Datu vizualizācijas pamati(English)(1),23/24-P

Data visualization is an integral part of data analysis and data science. It provides both exploratory data analysis and the presentation of data and data analysis results to different audiences. During the study course, students acquire data visualization with the programming languages Python and R, which are the most important programming languages in data science, as well as acquaint with the data visualization tools Power BI and Tableau. Data visualization in R can be done with the tools in its base package. However, the use of extra packages provides enhanced visualization capabilities. During the course students learn the ggplot2 package for the R package (and the plotnine library - its analogue for Python), with which it is possible to create charts and diagrams for displaying one variable, two or more variables.
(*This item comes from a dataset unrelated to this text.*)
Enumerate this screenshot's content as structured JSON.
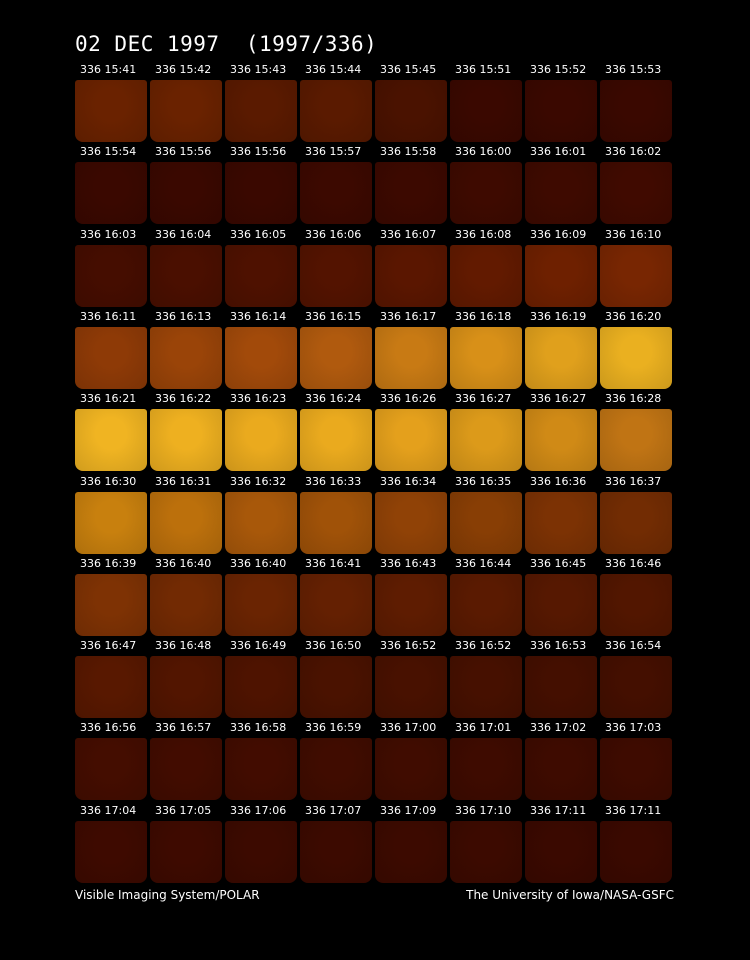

Also, the libraries matplolib and seaborn for the Python language are included in the course. Students also introduce specific packages for interactive and spatial data visualization as well as data visualization tools Power BI and Tableau. In parallel with data visualization, students also learn simple manipulations with data. While developing the independent work students learn packages RMarkdown, knitr, and Web application Jupyter Notebook which support creating the report document and commenting the software code during the development of visualization, as well as exporting the document in various formats, thus providing an reproducible data analysis. All course classes take place in a computer class, thus giving students the opportunity to immediately use their knowledge in practice, and the theoretical material of the lecture is supplemented with the tasks to be solved during the classroom.